Printing Throughout the Ages
Since man started putting pen to paper, someone was tasked with copying much of what had been written. Originally, copies were made by hand, which took a long time to do, and was very expensive; not only in materials, but also in employing a scribe to accomplish the tasks. This is why most scribes were employed either by nobility or the church.
Credit for the printing press goes to Bi Sheng, a Han Chinese printer circa 1040. His system used metal and ceramic tablets which made it very expensive, and required an enormous amount of labor. It would be another 400 years before Johannes Gutenburg would develop a matrix style movable type system that used individual type pieces from an alloy made up of lead, tin and antimony (the same component still used to this day). His creativity led to the first assembly line-style of mass production of books, where a single printing press could produce up to 240 pages per hour.

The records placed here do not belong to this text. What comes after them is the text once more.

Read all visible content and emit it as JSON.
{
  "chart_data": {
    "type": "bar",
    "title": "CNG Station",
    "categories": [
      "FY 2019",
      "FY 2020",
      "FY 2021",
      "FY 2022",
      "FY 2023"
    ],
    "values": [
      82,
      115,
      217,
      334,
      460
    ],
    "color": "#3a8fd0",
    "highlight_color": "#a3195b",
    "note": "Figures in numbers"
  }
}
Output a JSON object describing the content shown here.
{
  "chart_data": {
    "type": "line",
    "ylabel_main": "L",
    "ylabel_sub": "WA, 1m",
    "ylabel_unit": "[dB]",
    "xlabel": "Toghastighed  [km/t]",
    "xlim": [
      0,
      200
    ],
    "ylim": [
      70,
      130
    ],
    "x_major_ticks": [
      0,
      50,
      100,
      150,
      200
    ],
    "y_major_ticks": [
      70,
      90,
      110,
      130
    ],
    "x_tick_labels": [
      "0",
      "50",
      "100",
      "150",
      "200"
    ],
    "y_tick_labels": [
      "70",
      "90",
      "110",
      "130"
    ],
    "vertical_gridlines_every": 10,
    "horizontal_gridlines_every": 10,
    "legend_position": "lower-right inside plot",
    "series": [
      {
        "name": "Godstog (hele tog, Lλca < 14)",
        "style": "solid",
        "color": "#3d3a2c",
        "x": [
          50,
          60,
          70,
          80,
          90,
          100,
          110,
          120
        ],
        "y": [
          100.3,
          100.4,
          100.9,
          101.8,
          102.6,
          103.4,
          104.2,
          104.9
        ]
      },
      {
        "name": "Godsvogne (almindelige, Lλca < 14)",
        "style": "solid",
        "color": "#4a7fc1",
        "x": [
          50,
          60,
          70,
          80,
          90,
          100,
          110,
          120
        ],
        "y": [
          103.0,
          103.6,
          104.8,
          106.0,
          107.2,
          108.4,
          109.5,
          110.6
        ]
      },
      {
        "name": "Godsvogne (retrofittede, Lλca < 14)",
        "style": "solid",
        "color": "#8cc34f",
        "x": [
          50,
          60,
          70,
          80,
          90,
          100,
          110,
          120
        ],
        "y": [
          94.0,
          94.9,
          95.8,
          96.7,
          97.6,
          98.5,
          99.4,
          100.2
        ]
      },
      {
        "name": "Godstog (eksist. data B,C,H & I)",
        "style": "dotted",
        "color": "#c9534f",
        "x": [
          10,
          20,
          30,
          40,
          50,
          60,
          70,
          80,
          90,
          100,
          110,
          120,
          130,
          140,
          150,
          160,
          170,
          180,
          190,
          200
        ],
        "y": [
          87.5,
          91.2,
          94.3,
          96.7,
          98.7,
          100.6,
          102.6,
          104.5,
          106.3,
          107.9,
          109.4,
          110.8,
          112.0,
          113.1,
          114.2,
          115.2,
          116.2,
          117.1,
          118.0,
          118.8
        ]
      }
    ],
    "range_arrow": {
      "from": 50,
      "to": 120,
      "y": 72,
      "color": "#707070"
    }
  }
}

By the dawn of the 19th Century, the Industrial Revolution was fully under way, and had further improved on the capabilities of the printing press. Having moved to London, Friedrich Koenig with the assistance of Andreas Bauer, and receiving financial support from Thomas Bensley, developed a steam driven printer, which in 1814 they sold to The Times in London, and was capable of 1,100 impressions an hour. The first Times edition printed using this method was on November 28, 1814.
This building is modeled after the Print Shop located at Blists Hill, an open air museum operated by the Iron Bridge Gorge Museum Trust that recreates the sights and sounds of a Victorian Shropshire town in the late 19th and 20th centuries. The Printing Shop houses and uses a Victorian Era printer from Kington, Herefordshire.